Flip flops—check. Sun block—check. Bug repellent—check. Lists are a great way to keep you organized and get you on the road quicker when headed off on a road trip. A week or two before the big day arrives, make a list of everything you need to do and pack (and be sure you leave enough room so you can see out of your rear-view mirror). Here are some ideas to help:

Plan the route
Construction can strike anywhere, anytime during the summer. Check out dmv.org for tips on avoiding these areas, or know where congestion is possible and plan extra time to travel through the area.

Budget right
It’s easy to plan the hotel cost, but be sure to budget accurately for meals (or grocery shopping, if you like to grill) and gas costs. Go to fueleconomy.gov for a handy calculator to figure out gas costs before you hit the road.
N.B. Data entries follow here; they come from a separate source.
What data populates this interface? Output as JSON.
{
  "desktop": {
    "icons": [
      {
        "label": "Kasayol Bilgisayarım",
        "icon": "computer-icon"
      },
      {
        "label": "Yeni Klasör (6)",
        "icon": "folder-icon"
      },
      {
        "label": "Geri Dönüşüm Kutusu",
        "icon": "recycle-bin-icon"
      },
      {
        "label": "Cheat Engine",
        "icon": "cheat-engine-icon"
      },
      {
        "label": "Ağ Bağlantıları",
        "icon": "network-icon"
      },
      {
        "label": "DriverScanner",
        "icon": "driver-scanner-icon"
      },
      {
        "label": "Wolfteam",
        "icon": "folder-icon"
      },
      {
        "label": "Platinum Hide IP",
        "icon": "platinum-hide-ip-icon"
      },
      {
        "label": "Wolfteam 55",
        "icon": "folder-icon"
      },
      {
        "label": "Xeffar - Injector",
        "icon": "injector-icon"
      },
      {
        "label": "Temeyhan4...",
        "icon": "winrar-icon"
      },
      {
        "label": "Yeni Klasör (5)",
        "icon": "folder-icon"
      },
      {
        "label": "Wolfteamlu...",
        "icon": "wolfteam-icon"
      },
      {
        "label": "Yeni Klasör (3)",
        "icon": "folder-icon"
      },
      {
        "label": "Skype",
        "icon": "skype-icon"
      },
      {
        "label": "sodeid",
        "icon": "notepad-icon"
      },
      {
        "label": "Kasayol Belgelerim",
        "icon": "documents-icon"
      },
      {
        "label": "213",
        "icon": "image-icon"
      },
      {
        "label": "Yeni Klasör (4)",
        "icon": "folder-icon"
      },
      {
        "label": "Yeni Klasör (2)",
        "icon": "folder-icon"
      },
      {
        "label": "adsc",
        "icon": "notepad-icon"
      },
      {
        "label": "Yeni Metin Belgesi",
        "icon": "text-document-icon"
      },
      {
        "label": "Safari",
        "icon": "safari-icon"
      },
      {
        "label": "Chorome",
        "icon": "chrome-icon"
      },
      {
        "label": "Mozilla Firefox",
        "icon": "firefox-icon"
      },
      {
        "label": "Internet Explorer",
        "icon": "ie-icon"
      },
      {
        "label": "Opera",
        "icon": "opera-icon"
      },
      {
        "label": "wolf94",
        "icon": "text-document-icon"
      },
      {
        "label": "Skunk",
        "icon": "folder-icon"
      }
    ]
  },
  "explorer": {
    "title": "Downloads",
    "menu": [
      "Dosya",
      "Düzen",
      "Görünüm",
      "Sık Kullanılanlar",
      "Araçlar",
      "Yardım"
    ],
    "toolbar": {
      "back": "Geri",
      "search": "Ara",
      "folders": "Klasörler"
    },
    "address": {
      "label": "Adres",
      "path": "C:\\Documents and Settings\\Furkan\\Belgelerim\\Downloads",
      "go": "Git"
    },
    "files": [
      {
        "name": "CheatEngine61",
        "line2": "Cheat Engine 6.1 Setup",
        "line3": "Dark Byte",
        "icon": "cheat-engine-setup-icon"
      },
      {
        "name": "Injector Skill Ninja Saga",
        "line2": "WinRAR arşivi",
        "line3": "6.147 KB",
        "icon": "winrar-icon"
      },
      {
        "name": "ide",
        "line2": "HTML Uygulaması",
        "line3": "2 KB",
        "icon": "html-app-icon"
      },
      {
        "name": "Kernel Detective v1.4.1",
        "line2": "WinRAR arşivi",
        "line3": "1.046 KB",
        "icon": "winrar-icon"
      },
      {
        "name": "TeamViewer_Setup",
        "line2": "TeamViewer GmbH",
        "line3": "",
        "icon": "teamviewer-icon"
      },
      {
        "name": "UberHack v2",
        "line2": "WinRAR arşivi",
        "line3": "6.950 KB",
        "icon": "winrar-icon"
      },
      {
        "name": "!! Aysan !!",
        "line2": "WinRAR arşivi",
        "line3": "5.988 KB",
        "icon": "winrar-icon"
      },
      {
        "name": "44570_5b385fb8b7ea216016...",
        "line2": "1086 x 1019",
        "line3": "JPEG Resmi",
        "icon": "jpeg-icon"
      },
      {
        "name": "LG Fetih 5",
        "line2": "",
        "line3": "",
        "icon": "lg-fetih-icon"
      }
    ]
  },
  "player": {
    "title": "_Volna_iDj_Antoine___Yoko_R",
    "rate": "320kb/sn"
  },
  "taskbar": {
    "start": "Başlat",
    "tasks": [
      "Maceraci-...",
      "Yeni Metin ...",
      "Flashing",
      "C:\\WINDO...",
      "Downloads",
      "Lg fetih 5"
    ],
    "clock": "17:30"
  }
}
Pick up traveler’s checks or prepaid credit cards
Everyone is going green these days, but when you travel, leave the green at home and pack traveler’s checks or purchase prepaid credit cards instead. It’s a safer and smarter way to travel.

Check the glove box and toss in a disposable camera
Among the salt and ketchup packets, napkins and those impossible to fold maps, check the glove box for a few other travel essentials like your insurance card and any cards or numbers for emergency road service. Also, toss in a disposable camera in case of a fender bender. While most travelers have cell phones with cameras now, it’s good to have a backup in case your cell phone becomes too full with other precious pics you haven’t had a chance yet to download.
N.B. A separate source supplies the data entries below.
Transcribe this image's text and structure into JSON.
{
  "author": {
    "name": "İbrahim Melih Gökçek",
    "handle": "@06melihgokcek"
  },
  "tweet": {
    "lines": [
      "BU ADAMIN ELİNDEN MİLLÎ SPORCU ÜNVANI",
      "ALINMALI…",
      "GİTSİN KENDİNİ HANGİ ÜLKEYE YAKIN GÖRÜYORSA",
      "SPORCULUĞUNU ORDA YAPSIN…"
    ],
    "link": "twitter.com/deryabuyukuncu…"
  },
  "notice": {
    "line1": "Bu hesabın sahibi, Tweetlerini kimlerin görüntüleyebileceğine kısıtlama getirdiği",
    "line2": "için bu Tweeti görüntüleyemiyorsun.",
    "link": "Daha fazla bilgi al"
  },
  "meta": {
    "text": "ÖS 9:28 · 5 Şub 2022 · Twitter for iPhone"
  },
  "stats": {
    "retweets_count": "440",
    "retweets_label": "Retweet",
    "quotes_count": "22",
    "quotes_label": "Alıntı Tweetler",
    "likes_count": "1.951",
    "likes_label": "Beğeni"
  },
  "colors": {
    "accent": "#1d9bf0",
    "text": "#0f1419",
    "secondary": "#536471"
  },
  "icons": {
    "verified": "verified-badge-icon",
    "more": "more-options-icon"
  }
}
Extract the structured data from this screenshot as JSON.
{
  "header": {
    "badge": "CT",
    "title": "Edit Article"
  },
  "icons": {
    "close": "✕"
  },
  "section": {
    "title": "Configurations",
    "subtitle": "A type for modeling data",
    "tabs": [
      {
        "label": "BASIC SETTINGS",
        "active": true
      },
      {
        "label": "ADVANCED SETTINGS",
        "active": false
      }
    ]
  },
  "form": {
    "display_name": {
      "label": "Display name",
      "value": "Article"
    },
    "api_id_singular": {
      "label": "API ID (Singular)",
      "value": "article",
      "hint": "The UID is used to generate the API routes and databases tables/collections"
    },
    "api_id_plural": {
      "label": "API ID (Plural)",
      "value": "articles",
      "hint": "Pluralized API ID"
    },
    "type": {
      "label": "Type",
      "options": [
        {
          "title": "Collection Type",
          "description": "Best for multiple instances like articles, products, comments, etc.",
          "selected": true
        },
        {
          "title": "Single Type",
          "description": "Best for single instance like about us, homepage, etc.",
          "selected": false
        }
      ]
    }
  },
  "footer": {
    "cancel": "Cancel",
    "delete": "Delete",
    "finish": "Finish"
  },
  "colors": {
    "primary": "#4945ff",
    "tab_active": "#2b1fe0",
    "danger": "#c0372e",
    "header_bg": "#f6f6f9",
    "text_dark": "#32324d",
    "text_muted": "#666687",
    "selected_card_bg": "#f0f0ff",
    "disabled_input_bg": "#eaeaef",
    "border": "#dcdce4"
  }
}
Make room for a pet carrier
Are Fido and his Frisbee® headed to the beach with you? Use a pet carrier or other pet-buckling devices to keep him safe for the ride. In the event of an accident, ERIE provides Pet Insurance Coverage (as part of your auto insurance) for your four-legged furry friends, but why ruin a getaway with trips to the vet? It’s better to keep him safe right off the bat. Oh, and don’t forget to pack a portable water bowl and some extra kibbles for rest stops.

Stack up on smart snacks
Chips, chocolate and pop. Every kid’s dream meal. To avoid the sugar highs after every rest stop and gas fill-up, pack a small cooler filled with bottled water, cereal bars, crackers and fruit. Avoid salty foods or sodas that may actually make you thirsty, or heavy foods that can make you tired.

Know your GPS
Whether it’s a TomTom®, Magellan®, Garmin® or a GPS system through your smart phone, be sure to have navigation systems that you can plug into your vehicle. They’ll keep you from spacing out while on the road and prevent those “Which way do I turn?” arguments. Now you can pay attention to the road instead of listening to back seat drivers yelling about which way to go.

Take techno-entertainment for the road

“On my summer vacation I packed …” or “I spy an Ohio license plate.” Remember these? Kids used to play travel games to pass the time. Nowadays, though, many won’t leave home without their iPods, DVD players and PS2s. These nifty electronic devices help to prevent the repetitive, “Are we there yet?”

Remember an emergency travel kit
Have bug bites, splinters, a flat tire or a dead battery? An emergency travel kit can save the day. Be sure to pack a flashlight, flares, first-aid kit, jumper cables, a blanket, gloves, paper towels and basic tools.

To-Do: Get the Car Checked Out

Check all fluid levels, belts and tires before hitting the road to prevent any mishaps that might keep your family stranded roadside—instead of beachside.

And last but not least, drive safely!